Finely drawn lines in soft gradations of silver and grey that shimmer on the paper surface forming complex vertical line and grid formations are confronted with shifting patterns that overlay, cross, accelerate or slow down within a composition. Presented together in Convergence, a two-person exhibition with Susan Schwalb (b. 1944, US) and Caroline Kryzecki (b. 1979, Germany), this encounter reveals drawn structures that are abstract-geometric, reduced in language and carefully designed. Based on multi-layered conceptual frameworks, the compositions are not just decorative pattern but question the formal and conceptual qualities of analogue aesthetics, and more generally the medium of drawing by introducing new and unusual materials that challenge or at least irritate our perception. Whilst Schwalb works with metal stylus and silverpoint on gesso, Kryzecki uses exclusively ballpoint pen in its commercially most available colours black, blue, green and red. Despite their systematic and often theoretical origins, the resulting works reveal great sensual qualities in their use of colour and texture, even if each artist’s chosen media and its effect is substantially diverse. The title Convergence, taken from a series of Schwalb’s drawings, brings together two quite different artists from two generations, whose oeuvres span from historic techniques brought into the 21st century to post-digital aesthetics, and allows for a joint reflection.

What unites the works is the reference to their environments: ornamental decorations and musical arrangements, textures and patterns from urban areas and nature phenomena; translated into abstract compositions they result in shifted contexts and realities. Kryzecki’s drawing structures originate – amongst other factors - from a residency she completed in Istanbul and her processing of the multitude of visual impressions she experienced around the city. Repeated architectural elements such as rows of windows, balcony parapets, wall panels, patterned tiles, the fluted surfaces of tree barks and the structures of natural landscapes as well as recurring sound backdrops. The Berlin based artist has developed a complex code system deriving from these repetitive sequences, which forms an infinite variety of arrangements that can be visually overwhelming. A minimum of two layers of identical or similar parallel lines or grids form the basis of each drawing. Set against one another at an angle, with the degree of the angle also changing within certain drawings, the resulting effect of symmetrical designs is partly intended and partly the visualization of a chance process, often generating moiré patterns as if a digital process had gone wrong.

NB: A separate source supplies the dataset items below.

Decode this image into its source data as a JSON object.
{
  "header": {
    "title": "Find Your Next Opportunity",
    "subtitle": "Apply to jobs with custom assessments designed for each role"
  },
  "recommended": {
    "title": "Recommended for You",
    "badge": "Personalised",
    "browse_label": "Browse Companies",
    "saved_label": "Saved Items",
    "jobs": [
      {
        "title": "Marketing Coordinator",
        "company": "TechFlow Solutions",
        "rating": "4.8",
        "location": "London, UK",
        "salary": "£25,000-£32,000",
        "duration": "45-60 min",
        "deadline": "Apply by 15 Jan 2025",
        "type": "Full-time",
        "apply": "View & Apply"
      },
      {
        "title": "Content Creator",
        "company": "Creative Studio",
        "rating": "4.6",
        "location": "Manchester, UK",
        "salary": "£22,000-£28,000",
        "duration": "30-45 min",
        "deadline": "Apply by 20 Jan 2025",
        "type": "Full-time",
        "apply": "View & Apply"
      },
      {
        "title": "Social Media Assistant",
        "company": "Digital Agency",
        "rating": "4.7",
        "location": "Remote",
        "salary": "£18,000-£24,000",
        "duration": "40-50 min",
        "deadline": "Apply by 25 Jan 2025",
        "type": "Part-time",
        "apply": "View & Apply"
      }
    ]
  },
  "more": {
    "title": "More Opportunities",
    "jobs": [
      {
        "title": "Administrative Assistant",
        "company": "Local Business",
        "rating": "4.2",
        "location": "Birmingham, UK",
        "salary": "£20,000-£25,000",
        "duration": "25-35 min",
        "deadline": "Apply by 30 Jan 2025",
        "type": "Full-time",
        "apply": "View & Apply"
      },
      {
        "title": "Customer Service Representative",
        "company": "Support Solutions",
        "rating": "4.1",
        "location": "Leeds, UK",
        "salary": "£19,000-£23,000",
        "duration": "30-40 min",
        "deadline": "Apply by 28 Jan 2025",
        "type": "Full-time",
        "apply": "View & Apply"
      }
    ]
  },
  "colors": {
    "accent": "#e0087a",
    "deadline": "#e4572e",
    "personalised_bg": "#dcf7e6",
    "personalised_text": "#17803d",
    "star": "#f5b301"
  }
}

In Schwalb’s case the evolution to abstraction was gradual yet a logical consequence of her confrontation with the very particular medium of silver- and more generally metal point. Schwalb developed the technique from its attribution to classical genres of figurative drawing towards a contemporary form of visual expression. Schwalb’s compositions are often related to music or musical configurations (Polyphony, Harmonization) and natural phenomena (Aurora). Her works aspire to the atmospheric presence of clouds, wind, water and sunlight reflection as well as the sensual experience of musical orchestration. The American artist employs up to 8 different metal point pens to obtain soft shifts in tone and a shimmering luminosity that give her drawings a poetic dimension and an almost sculptural quality.

Schwalb and Kryzecki respond to their environments with a completely abstract language in remarkable ways. Their works are about sensory impressions, which are reinterpreted, about feelings and moments of deception with all their softer and harder, calmer and fiercer undertones.